Die Forschung arbeitet daran, die Versorgung, die Lebensqualität und berufliche sowie gesellschaftliche Teilhabe von Menschen mit psychischen Erkrankungen zu verbessern. Bei Boehringer Ingelheim untersuchen Wissenschaftler:innen beispielsweise, „welche neurobiologischen Prozesse bestimmten Verhaltensweisen zugrunde liegen, um gezielt Therapien zu entwickeln, die nicht nur die Symptome, sondern auch die Belastung durch diese Erkrankungen verringern.“
Psychische Erkrankungen: Gegen das Stigma
„Wir engagieren uns nicht nur für eine bessere medizinische Versorgung, sondern wollen auch dazu beitragen, ein realistischeres und ausgewogeneres Bild psychischer Erkrankungen in die Öffentlichkeit zu tragen. Nur so kann der Stigmatisierung von Menschen, die mit schweren psychischen Erkrankungen wie Schizophrenie leben, entgegengewirkt werden“, erklärte kürzlich Sonja Nauenburg, Leiterin des Therapiebereichs für psychische Gesundheit bei Boehringer Ingelheim in Deutschland. In Berlin hatte das Unternehmen im November 2024 einen interaktiven Erlebnisraum geschaffen, um bei den Besucher:innen das Bewusstsein für den Leidensdruck der Erkrankten zu schärfen.

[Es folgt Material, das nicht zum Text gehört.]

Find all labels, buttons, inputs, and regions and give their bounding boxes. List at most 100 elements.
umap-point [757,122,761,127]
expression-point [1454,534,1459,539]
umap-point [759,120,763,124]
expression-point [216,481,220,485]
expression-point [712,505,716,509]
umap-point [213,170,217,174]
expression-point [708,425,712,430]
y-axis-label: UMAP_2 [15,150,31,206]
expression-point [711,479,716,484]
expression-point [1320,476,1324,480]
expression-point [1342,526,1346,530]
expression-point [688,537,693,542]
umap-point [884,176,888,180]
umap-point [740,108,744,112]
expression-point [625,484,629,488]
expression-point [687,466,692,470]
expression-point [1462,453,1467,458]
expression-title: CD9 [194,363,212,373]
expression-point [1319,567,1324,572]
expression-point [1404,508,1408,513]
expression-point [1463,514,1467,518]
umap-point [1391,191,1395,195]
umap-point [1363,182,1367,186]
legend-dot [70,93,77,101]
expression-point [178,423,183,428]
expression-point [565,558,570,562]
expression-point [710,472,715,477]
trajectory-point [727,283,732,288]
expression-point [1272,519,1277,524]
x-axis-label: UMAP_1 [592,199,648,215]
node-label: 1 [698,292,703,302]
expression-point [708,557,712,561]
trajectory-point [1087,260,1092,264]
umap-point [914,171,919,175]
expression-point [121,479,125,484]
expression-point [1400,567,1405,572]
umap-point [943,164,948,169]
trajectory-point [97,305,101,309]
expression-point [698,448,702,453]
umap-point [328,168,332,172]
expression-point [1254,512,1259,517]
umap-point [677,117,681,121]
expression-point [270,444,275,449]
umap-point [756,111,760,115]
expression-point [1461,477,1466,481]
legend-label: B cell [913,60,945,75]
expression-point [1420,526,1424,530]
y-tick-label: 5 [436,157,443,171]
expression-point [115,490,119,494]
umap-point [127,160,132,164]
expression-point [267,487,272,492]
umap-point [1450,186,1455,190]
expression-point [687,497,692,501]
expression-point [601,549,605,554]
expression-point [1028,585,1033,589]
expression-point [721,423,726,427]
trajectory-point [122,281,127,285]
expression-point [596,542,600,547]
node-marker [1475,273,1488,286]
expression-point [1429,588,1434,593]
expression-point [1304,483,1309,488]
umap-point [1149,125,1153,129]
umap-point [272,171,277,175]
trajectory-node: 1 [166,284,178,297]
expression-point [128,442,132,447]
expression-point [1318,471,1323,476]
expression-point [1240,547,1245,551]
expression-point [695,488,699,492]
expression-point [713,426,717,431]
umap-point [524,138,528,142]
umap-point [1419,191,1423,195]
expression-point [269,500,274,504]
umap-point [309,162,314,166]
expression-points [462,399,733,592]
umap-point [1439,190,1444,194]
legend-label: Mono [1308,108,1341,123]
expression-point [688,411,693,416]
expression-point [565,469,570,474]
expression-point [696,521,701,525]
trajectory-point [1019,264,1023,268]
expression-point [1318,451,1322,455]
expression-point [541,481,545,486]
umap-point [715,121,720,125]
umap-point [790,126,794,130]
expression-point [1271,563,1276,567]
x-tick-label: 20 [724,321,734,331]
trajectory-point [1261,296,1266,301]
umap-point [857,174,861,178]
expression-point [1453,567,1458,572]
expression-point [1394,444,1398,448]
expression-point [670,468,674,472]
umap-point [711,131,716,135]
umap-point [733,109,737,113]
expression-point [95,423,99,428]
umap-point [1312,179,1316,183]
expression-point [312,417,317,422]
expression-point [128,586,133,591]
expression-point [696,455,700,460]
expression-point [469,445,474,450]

„Man kann tatsächlich etwas ändern“, betont Hannah in einem Kurzfilm. Auf Instagram klärt sie auf – oft mit blauer Perücke. Sie ist „für mich wie eine Art Superhelden-Kostüm“. 2023 hat sie gemeinsam mit anderen Betroffenen und Angehörigen eine erste Demonstration in Berlin organisiert, um die Schizophrenie in den Fokus der Öffentlichkeit zu rücken. Auch Yuhei aus Tokio engagiert sich: Er repräsentiert Porgue – „eine Organisation für Menschen mit geistigen Beeinträchtigungen von Menschen mit geistigen Beeinträchtigungen“. Es geht um das Netzwerk – „niemals allein“, sondern unter Gleichgesinnten zu sein – und um den Kampf gegen das Stigma. Mit Informationsmaterialien will er aufklären.
Wie dringend notwendig das ist, zeigt die oft verwendete Formulierung: „Das ist doch schizophren“. Gemeint ist etwas Widersprüchliches, etwas vermeintlich Verrücktes – und so ist der Begriff im alltäglichen Sprachgebrauch negativ konnotiert und trägt zur Stigmatisierung bei. Es gibt wohl kaum eine andere Krankheit, bei der die Realität der Betroffenen und die falschen Vorstellungen von Nicht-Betroffenen so wenig zueinander passen wie bei der Schizophrenie. Das Vorurteil einer gespaltenen Persönlichkeit? Schlichtweg falsch. Mit einer Persönlichkeitsstörung im Sinne von Dr. Jekyll and Mr. Hyde hat die Erkrankung rein gar nichts zu tun.